Exonérations possibles (impôt sur le revenu, cotisations sociales)

En cas de mise à la retraite par l’employeur, l’indemnité bénéficie d’une exonération partielle d’impôt sur le revenu à hauteur du plus élevé des trois montants suivants :

  • Le montant de l’indemnité légale ou conventionnelle (sans limitation)
  • 50 % de l’indemnité perçue, dans la limite de 5 fois le plafond annuel de la sécurité sociale (soit 240 300 € en 2026)
  • 2 fois la rémunération brute annuelle de l’année précédente, plafonné à 240 300 €

Concernant les cotisations sociales, la CSG et la CRDS s’appliquent sur la partie excédant l’indemnité légale ou conventionnelle, dans la limite de 2 PASS (96 120 € en 2026). Si l’indemnité dépasse 10 fois le PASS (480 600 €), elle est soumise aux prélèvements sociaux dès le premier euro.

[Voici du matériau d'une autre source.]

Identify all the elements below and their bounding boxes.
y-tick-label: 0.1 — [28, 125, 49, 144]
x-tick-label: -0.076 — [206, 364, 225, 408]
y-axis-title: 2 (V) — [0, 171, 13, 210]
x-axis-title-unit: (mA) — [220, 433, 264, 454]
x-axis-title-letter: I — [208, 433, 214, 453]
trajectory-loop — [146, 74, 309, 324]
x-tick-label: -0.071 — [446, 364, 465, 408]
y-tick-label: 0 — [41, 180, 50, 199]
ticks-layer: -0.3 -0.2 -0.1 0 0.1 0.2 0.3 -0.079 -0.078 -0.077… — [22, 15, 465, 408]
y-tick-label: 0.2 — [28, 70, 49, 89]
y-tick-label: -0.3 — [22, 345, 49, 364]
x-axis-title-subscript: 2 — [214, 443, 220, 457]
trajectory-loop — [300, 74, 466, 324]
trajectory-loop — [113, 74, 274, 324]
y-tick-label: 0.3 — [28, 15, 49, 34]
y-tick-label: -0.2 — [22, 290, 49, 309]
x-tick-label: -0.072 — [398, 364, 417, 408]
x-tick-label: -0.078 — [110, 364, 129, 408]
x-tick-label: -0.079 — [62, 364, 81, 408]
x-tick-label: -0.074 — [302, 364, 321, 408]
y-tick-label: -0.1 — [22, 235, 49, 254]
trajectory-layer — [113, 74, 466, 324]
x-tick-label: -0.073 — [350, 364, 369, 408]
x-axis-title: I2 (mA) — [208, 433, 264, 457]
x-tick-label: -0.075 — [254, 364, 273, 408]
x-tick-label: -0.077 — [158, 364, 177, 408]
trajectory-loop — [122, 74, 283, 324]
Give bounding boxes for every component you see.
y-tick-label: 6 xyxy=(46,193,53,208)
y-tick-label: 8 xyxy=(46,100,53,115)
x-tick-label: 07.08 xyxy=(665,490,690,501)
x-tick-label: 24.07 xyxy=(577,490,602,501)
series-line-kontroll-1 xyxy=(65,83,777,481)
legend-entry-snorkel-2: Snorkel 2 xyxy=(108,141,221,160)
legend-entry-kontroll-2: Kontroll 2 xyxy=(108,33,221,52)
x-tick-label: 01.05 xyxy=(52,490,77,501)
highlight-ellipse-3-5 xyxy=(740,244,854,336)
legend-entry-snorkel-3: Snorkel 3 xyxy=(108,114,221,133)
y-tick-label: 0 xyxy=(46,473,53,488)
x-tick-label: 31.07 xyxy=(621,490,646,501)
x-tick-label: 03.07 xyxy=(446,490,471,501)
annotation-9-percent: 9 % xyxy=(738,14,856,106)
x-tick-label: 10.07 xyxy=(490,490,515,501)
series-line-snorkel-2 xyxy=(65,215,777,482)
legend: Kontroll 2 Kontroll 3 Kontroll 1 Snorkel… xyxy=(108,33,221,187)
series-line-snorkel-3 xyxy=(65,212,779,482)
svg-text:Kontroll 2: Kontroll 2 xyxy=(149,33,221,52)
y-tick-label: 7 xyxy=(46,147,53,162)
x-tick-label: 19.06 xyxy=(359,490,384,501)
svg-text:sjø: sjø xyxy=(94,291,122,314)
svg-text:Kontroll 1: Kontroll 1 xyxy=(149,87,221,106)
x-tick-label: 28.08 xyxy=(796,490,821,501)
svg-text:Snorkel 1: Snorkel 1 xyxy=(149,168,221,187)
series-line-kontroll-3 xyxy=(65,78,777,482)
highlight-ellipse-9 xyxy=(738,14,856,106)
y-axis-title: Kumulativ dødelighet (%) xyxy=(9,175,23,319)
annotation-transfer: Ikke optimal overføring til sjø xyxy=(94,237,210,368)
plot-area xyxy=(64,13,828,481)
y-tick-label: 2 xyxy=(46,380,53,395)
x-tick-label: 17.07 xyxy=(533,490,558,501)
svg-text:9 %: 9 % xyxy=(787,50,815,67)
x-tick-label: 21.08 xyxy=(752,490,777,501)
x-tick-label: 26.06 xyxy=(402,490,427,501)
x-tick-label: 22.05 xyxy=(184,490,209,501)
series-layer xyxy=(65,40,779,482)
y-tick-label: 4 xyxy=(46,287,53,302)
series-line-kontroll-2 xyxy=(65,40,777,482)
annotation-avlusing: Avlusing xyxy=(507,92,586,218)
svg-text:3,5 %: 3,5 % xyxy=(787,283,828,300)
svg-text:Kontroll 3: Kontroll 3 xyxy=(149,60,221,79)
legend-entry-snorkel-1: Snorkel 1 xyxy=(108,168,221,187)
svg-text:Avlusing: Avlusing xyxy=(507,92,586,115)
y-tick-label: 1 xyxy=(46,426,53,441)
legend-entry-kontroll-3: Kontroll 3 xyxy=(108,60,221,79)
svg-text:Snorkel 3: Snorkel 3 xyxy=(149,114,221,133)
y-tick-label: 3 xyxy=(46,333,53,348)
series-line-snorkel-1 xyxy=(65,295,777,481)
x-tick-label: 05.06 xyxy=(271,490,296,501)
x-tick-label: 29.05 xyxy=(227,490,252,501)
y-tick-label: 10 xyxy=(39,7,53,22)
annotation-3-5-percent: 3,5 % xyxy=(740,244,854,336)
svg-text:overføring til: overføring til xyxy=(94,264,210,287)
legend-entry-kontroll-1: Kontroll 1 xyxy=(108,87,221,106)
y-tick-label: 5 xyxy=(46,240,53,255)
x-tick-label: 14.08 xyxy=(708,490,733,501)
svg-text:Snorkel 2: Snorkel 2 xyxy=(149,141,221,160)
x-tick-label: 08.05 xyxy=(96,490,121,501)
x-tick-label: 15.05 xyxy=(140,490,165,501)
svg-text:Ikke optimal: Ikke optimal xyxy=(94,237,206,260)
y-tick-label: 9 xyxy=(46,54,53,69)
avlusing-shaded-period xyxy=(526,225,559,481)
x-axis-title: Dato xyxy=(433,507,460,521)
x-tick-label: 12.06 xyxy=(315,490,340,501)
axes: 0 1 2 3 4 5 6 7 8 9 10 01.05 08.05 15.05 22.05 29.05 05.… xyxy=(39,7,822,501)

Traitement des indemnités en cas de Plan de Sauvegarde de l’Emploi (PSE)

C’est l’un des rares cas où le départ volontaire à la retraite ouvre droit à une exonération totale d’impôt sur le revenu. Lorsque ton départ s’inscrit dans le cadre d’un plan de sauvegarde de l’emploi, l’indemnité de départ est exonérée d’impôt sur le revenu dans sa totalité. Elle est également exonérée de cotisations sociales dans la limite de 2 PASS (96 120 € en 2026) et de CSG/CRDS dans la limite du montant de l’indemnité légale ou conventionnelle.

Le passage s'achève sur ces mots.